- Q: How does Moses begin his prayer on their behalf?
- A: Moses prays for the return of God’s favor, His restoring them to the place of favor and blessing in the wake of the consequences of judgment for their past behavior. (v.13)
- Q: How did God literally satisfy Israel each morning in the wilderness? (v.14) How might this hint at a greater teaching concerning His Word?
- A: Each morning they rose to gather the manna He provided by which to physically feed them. However, we know that this had a deeper spiritual teaching regarding their need to be fed by His Word.
- “He humbled you and let you be hungry, and fed you with manna which you did not know, nor did your fathers know, that He might make you understand that man does not live by bread alone, but man lives by everything that proceeds out of the mouth of the Lord.”
- Deuteronomy 8:3
- Both the physical food (manna) and the spiritual food (God’s Word) were provided as a daily reminder of His grace (lovingkindness).
- Q: Why do you suppose Moses requests God’s provision of joy and gladness in the midst of all they were enduring?
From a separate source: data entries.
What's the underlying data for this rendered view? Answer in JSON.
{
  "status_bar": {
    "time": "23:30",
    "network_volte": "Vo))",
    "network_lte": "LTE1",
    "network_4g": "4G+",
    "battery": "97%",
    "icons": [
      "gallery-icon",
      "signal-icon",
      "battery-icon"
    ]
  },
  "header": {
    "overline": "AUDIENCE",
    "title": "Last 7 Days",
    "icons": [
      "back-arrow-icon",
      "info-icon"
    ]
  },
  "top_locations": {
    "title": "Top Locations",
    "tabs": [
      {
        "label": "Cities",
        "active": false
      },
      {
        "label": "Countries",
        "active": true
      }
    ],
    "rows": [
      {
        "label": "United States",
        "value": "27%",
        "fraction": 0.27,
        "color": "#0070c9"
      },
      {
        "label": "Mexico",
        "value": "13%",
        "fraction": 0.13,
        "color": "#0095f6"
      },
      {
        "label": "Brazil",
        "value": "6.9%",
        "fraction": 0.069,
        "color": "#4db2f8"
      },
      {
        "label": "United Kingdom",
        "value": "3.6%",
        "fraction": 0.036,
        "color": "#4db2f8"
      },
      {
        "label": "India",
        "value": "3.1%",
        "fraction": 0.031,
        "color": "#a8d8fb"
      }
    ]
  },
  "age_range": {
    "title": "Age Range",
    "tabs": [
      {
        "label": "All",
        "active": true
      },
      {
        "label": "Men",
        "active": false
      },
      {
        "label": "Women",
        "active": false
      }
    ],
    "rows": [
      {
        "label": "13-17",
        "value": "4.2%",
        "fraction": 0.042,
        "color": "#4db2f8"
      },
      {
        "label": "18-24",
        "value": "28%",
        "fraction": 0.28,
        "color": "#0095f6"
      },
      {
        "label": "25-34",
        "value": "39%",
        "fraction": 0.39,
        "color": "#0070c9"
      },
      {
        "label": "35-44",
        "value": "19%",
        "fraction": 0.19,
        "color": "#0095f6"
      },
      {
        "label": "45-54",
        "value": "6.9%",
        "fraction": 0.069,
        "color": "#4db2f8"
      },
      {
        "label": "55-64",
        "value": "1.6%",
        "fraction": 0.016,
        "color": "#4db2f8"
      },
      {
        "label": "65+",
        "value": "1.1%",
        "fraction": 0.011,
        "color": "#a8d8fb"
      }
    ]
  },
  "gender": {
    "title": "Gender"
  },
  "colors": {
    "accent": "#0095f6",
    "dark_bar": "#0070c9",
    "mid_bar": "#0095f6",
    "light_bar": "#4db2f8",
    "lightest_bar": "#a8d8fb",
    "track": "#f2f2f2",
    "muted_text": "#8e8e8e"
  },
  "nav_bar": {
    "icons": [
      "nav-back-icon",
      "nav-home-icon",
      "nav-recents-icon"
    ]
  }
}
- A: They needed to see the greater working of God through these things in order to see the greater spiritual activities at work. They could have become focused on the consequences of God’s discipline rather than embraced the greater good it was working in their lives.
- Therefore we do not lose heart, but though our outer man is decaying, yet our inner man is being renewed day by day. For momentary, light affliction is producing for us an eternal weight of glory far beyond all comparison, while we look not at the things which are seen, but at the things which are not seen; for the things which are seen are temporal, but the things which are not seen are eternal.
- 2 Corinthians 4:16-18
- Q: Why does Moses pray for God’s work to be done? (v.16)
- A: Because even in the midst of everything else going on, He is more concerned about God’s glory and name than his own situation. It’s a kind of rebuttal to what he stated in v.10 that man’s work is futile, providing only “labor and sorrow”, whereas God’s work actually reveals “Your majesty”. It connects to the final verse in his appeal that God’s work will become their work in his request to “confirm for us the work of our hands”.
- Point: When man sets aside his personal yearnings and desires to instead embrace God’s, everything changes. Not just the work itself, but the heart and soul and mind pursuing it as well. Setting aside one’s yearnings is the key to experiencing God’s blessings personally and corporately, not seeking “blessings” to cover one’s choices not to live fully according to God’s Word and ways.